Entrée n°21
La mobilisation des agriculteurs se poursuit en Inde, un an après l'adoption par le parlement de trois lois controversées qui visent à libéraliser le secteur agricole. Ces lois mettent fin au contrôle des prix pour de nombreuses denrées de base et amènent la possibilité de les vendre à des prix librement négociés en dehors des marchés de gros supervisés par les États (mandis), devenus des quasi-monopoles locaux. La disparition des outils de régulation du marché agricole (qui soutiennent l'activité de 41,5% de la population active et l'indépendance alimentaire d'1,3 milliards d'habitants) fait craindre une concentration des terres agricoles au profit des plus riches, comme dans l'état du Bihar, et l'augmentation de la sous-alimentation. Mené par les agriculteurs du nord du pays et en particulier par la communauté sikh, le mouvement de contestation fait face à des accusations de séparatisme portées par le gouvernement nationaliste hindou de Narendra Modi, qui s'est appuyé sur la Cour suprême pour tenter de légitimer sa position. Le mouvement bénéficie néanmoins d'un large soutien populaire : le 26 novembre dernier, il a été à l'origine de ce qui est considéré comme la plus grande grève au monde, avec un nombre de participants estimé à 250 millions.
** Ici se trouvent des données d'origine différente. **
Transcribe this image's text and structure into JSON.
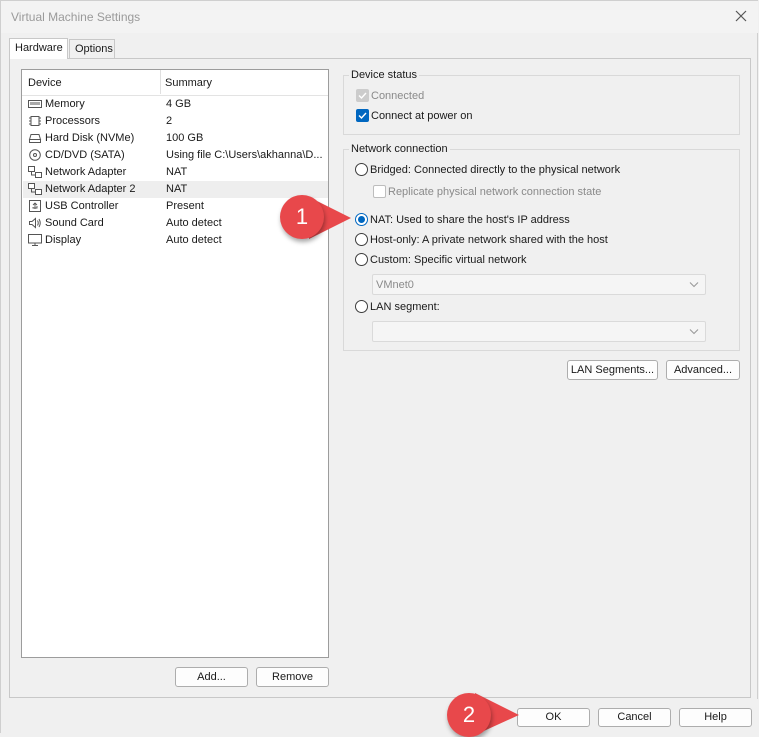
{
  "window": {
    "title": "Virtual Machine Settings"
  },
  "tabs": [
    {
      "label": "Hardware",
      "active": true
    },
    {
      "label": "Options",
      "active": false
    }
  ],
  "device_list": {
    "columns": [
      "Device",
      "Summary"
    ],
    "rows": [
      {
        "icon": "memory-icon",
        "device": "Memory",
        "summary": "4 GB"
      },
      {
        "icon": "processor-icon",
        "device": "Processors",
        "summary": "2"
      },
      {
        "icon": "hard-disk-icon",
        "device": "Hard Disk (NVMe)",
        "summary": "100 GB"
      },
      {
        "icon": "cd-dvd-icon",
        "device": "CD/DVD (SATA)",
        "summary": "Using file C:\\Users\\akhanna\\D..."
      },
      {
        "icon": "network-adapter-icon",
        "device": "Network Adapter",
        "summary": "NAT"
      },
      {
        "icon": "network-adapter-icon",
        "device": "Network Adapter 2",
        "summary": "NAT",
        "selected": true
      },
      {
        "icon": "usb-icon",
        "device": "USB Controller",
        "summary": "Present"
      },
      {
        "icon": "speaker-icon",
        "device": "Sound Card",
        "summary": "Auto detect"
      },
      {
        "icon": "monitor-icon",
        "device": "Display",
        "summary": "Auto detect"
      }
    ]
  },
  "list_buttons": {
    "add": "Add...",
    "remove": "Remove"
  },
  "device_status": {
    "title": "Device status",
    "connected": {
      "label": "Connected",
      "checked": true,
      "enabled": false
    },
    "connect_at_power_on": {
      "label": "Connect at power on",
      "checked": true
    }
  },
  "network_connection": {
    "title": "Network connection",
    "bridged": {
      "label": "Bridged: Connected directly to the physical network",
      "checked": false
    },
    "replicate": {
      "label": "Replicate physical network connection state",
      "checked": false,
      "enabled": false
    },
    "nat": {
      "label": "NAT: Used to share the host's IP address",
      "checked": true
    },
    "host_only": {
      "label": "Host-only: A private network shared with the host",
      "checked": false
    },
    "custom": {
      "label": "Custom: Specific virtual network",
      "checked": false
    },
    "custom_select_value": "VMnet0",
    "lan_segment": {
      "label": "LAN segment:",
      "checked": false
    },
    "lan_select_value": ""
  },
  "network_buttons": {
    "lan_segments": "LAN Segments...",
    "advanced": "Advanced..."
  },
  "dialog_buttons": {
    "ok": "OK",
    "cancel": "Cancel",
    "help": "Help"
  },
  "annotations": {
    "step1": "1",
    "step2": "2",
    "badge_color": "#e8484b"
  },
  "colors": {
    "accent": "#0067c0"
  }
}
Fin septembre, l'initiative internationale Land Matrix a rendu son troisième rapport. Comme l'explique le Centre de coopération internationale en recherche agronomique pour le développement (Cirad), il « dresse le bilan des acquisitions de terres à grande échelle dans les pays en développement et de leurs impacts socio-économiques et environnementaux ». Dans son résumé du rapport, le Cirad montre que la majorité des acquisitions foncières sont le fait d'entreprises multinationales des pays développés ou en développement. L'agriculture vivrière y est remplacée par des cultures de rente (caoutchouc, palmier à huile, canne à sucre, betterave à sucre) très gourmandes en eau et destinées à l'exportation. Conséquences : menaces sur l'approvisionnement local et la sécurité alimentaire des pays en développement, « faible création d'emploi », « dégradation des habitats naturels et conflits de ressources ». La Land Matrix recommande plutôt d'encourager « l'inclusion des petits exploitants agricoles », d'« intégrer des dispositions relatives aux droits humains et à l’environnement » dans les traités internationaux sur les règles d'acquisition foncière et d'« accroître la transparence » sur les transactions. Elle appelle ainsi à la régulation publique du commerce des terres, quand la tendance est à la dérégulation (comme en Inde), à la faveur d'une convergence entre les intérêts capitalistes et ceux des gouvernements nationalistes.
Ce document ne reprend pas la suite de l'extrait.